Essas mesmas “modificações” levaram Botelho e Silva (2004) a estabelecer algumas distinções, entre bacias florestais, agrícolas e urbanas, notadamente naquilo que diz respeito ao ciclo hidrológico terrestre, após o contato da água com a superfície. As perdas de água numa bacia florestal, quando comparadas à outra recoberta por gramíneas, são iguais. Embora as perdas de solo sejam dez vezes maiores na segunda. Apontam, também, a baixa taxa de infiltração da água em solos após vários anos de cultivo, equivalente, em alguns casos, a 4,5% daquela verificada em área florestal sobre o mesmo tipo de solo. Nas áreas urbanas destacam o componente ligado ao escoamento superficial, e as possibilidades de enchentes, associada à ausência (ou quase) de infiltração da água, decorrente da impermeabilização da superfície por edificações e ruas e mudanças no traçado dos rios, como a sua retificação e diminuição da seção transversal, com a finalidade de livrar mais espaços para ocupação e escoar rapidamente o grande volume d’água.
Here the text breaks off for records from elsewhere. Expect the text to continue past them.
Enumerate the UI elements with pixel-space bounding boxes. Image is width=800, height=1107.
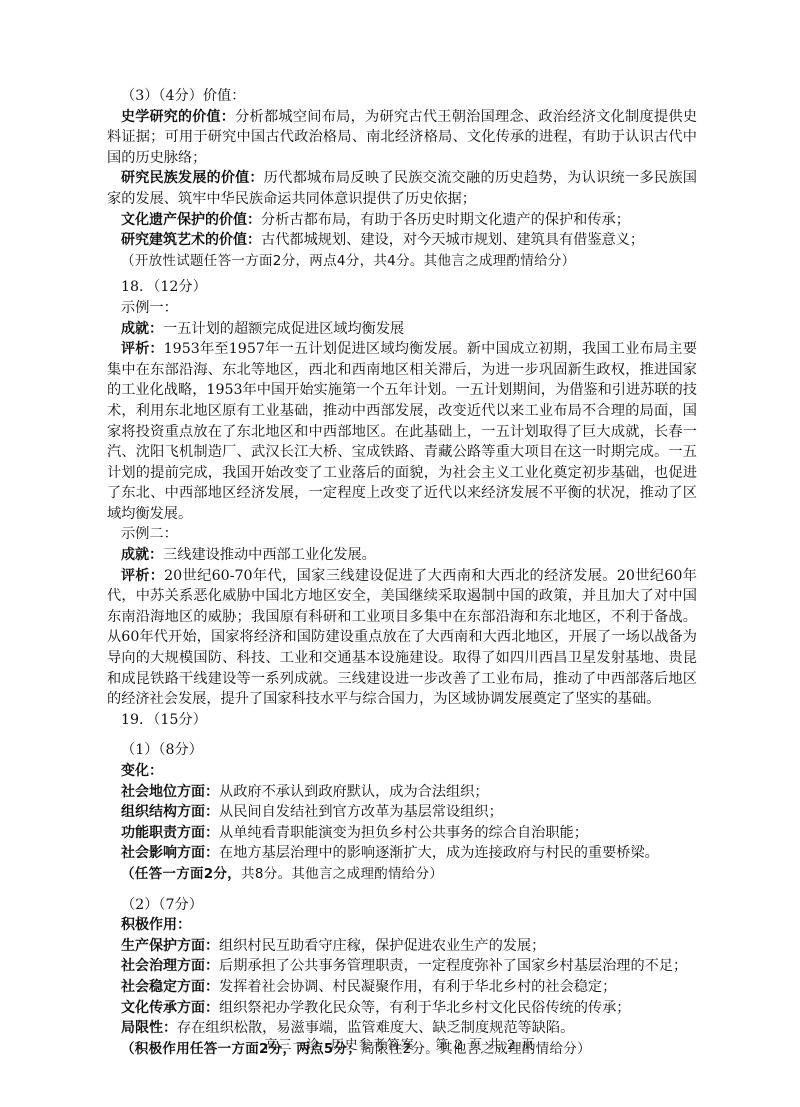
example2-achievement: 成就：三线建设推动中西部工业化发展。 xyxy=(107,545,697,566)
item-text: 分析古都布局，有助于各历史时期文化遗产的保护和传承； xyxy=(261,212,630,228)
effect-item: 生产保护方面：组织村民互助看守庄稼，保护促进农业生产的发展； xyxy=(107,936,697,957)
example1-achievement: 成就：一五计划的超额完成促进区域均衡发展 xyxy=(107,319,697,340)
item-text: 从单纯看青职能演变为担负乡村公共事务的综合自治职能； xyxy=(219,825,588,841)
effect-item: 文化传承方面：组织祭祀办学教化民众等，有利于华北乡村文化民俗传统的传承； xyxy=(107,998,697,1019)
value-item-architecture: 研究建筑艺术的价值：古代都城规划、建设，对今天城市规划、建筑具有借鉴意义； xyxy=(107,230,697,251)
item-label: 社会地位方面： xyxy=(121,784,219,800)
item-label: 研究建筑艺术的价值： xyxy=(121,232,261,248)
achievement-label: 成就： xyxy=(121,547,163,563)
item-label: 社会治理方面： xyxy=(121,958,219,974)
achievement-text: 三线建设推动中西部工业化发展。 xyxy=(163,547,376,563)
scoring-note: （任答一方面2分，共8分。其他言之成理酌情给分） xyxy=(107,864,697,885)
page-footer: 高三一诊 历史参考答案 第 2 页 共 2 页 xyxy=(0,1034,800,1053)
analysis-text: 1953年至1957年一五计划促进区域均衡发展。新中国成立初期，我国工业布局主要… xyxy=(107,341,697,522)
item-label: 生产保护方面： xyxy=(121,938,219,954)
example1-title: 示例一： xyxy=(107,298,697,319)
item-text: 在地方基层治理中的影响逐渐扩大，成为连接政府与村民的重要桥梁。 xyxy=(219,845,659,861)
item-label: 社会稳定方面： xyxy=(121,979,219,995)
value-item-ethnic: 研究民族发展的价值：历代都城布局反映了民族交流交融的历史趋势，为认识统一多民族国… xyxy=(107,168,697,209)
item-text: 古代都城规划、建设，对今天城市规划、建筑具有借鉴意义； xyxy=(261,232,644,248)
item-label: 功能职责方面： xyxy=(121,825,219,841)
change-item: 社会影响方面：在地方基层治理中的影响逐渐扩大，成为连接政府与村民的重要桥梁。 xyxy=(107,843,697,864)
q17-part3-heading: （3）（4分）价值： xyxy=(107,86,697,107)
q19-part2-subtitle: 积极作用： xyxy=(107,915,697,936)
item-label: 研究民族发展的价值： xyxy=(121,170,264,186)
note-rest: 共8分。其他言之成理酌情给分） xyxy=(241,866,443,882)
item-text: 组织祭祀办学教化民众等，有利于华北乡村文化民俗传统的传承； xyxy=(219,1000,630,1016)
example1-analysis: 评析：1953年至1957年一五计划促进区域均衡发展。新中国成立初期，我国工业布… xyxy=(107,339,697,524)
value-item-historical: 史学研究的价值：分析都城空间布局，为研究古代王朝治国理念、政治经济文化制度提供史… xyxy=(107,107,697,169)
scoring-note: （开放性试题任答一方面2分，两点4分，共4分。其他言之成理酌情给分） xyxy=(107,251,697,272)
answer-key-page: （3）（4分）价值： 史学研究的价值：分析都城空间布局，为研究古代王朝治国理念、… xyxy=(107,86,697,1059)
item-text: 从政府不承认到政府默认，成为合法组织； xyxy=(219,784,489,800)
item-label: 文化传承方面： xyxy=(121,1000,219,1016)
achievement-text: 一五计划的超额完成促进区域均衡发展 xyxy=(163,321,404,337)
analysis-label: 评析： xyxy=(121,341,164,357)
q18-heading: 18．（12分） xyxy=(107,277,697,298)
item-label: 组织结构方面： xyxy=(121,804,219,820)
achievement-label: 成就： xyxy=(121,321,163,337)
value-item-heritage: 文化遗产保护的价值：分析古都布局，有助于各历史时期文化遗产的保护和传承； xyxy=(107,210,697,231)
analysis-label: 评析： xyxy=(121,568,164,584)
q19-part1-heading: （1）（8分） xyxy=(107,740,697,761)
change-item: 功能职责方面：从单纯看青职能演变为担负乡村公共事务的综合自治职能； xyxy=(107,823,697,844)
q19-heading: 19．（15分） xyxy=(107,710,697,731)
q19-part1-subtitle: 变化： xyxy=(107,761,697,782)
note-bold: （任答一方面2分， xyxy=(121,866,241,882)
change-item: 组织结构方面：从民间自发结社到官方改革为基层常设组织； xyxy=(107,802,697,823)
item-text: 从民间自发结社到官方改革为基层常设组织； xyxy=(219,804,503,820)
effect-item: 社会稳定方面：发挥着社会协调、村民凝聚作用，有利于华北乡村的社会稳定； xyxy=(107,977,697,998)
item-text: 后期承担了公共事务管理职责，一定程度弥补了国家乡村基层治理的不足； xyxy=(219,958,687,974)
example2-title: 示例二： xyxy=(107,524,697,545)
analysis-text: 20世纪60-70年代，国家三线建设促进了大西南和大西北的经济发展。20世纪60… xyxy=(107,568,697,708)
item-label: 社会影响方面： xyxy=(121,845,219,861)
example2-analysis: 评析：20世纪60-70年代，国家三线建设促进了大西南和大西北的经济发展。20世… xyxy=(107,566,697,710)
change-item: 社会地位方面：从政府不承认到政府默认，成为合法组织； xyxy=(107,782,697,803)
effect-item: 社会治理方面：后期承担了公共事务管理职责，一定程度弥补了国家乡村基层治理的不足； xyxy=(107,956,697,977)
q19-part2-heading: （2）（7分） xyxy=(107,895,697,916)
item-text: 发挥着社会协调、村民凝聚作用，有利于华北乡村的社会稳定； xyxy=(219,979,616,995)
item-label: 史学研究的价值： xyxy=(121,109,235,125)
item-label: 文化遗产保护的价值： xyxy=(121,212,261,228)
item-text: 组织村民互助看守庄稼，保护促进农业生产的发展； xyxy=(219,938,545,954)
Apesar dos aspectos negativos associados à intensa impermeabilização do solo, os autores apontam que [...] “Quando o grau de pavimentação aproxima-se dos 100%, esta passa a ter um efeito benéfico, já que não haverá mais solo exposto para atuação dos processos erosivos” [...]. Entretanto, dentro da proposta de bacia hidrográfica apresentada pelos autores (idem, p. 157) enquanto “unidade de análise e planejamento ambientais” onde [...] “é possível avaliar de forma integrada36 as ações humanas sobre o ambiente e seus desdobramentos sobre o equilíbrio hidrológico” [...], deixam de lado as implicações disso no balanço de radiação, tanto em áreas urbanas quanto rurais, a favor de uma maior disponibilidade de calor sensível e, portanto, de aquecimento do ar.

Casseti (1995, p.33) discute as implicações sistêmicas presentes no meio ambiente a partir da leitura do relevo enquanto suporte das derivações ambientais:

[...] tudo começa a partir da necessidade de ele (o homem) ocupar determinada área, que se evidencia pelo relevo [...] Assim, a ocupação de determinada vertente ou parcela do relevo, seja como suporte ou mesmo como recurso, conseqüentemente responde por transformações do estado primitivo, envolvendo desmatamento, cortes e demais atividades que provocam as alterações da exploração biológica e se refletem diretamente no potencial ecológico.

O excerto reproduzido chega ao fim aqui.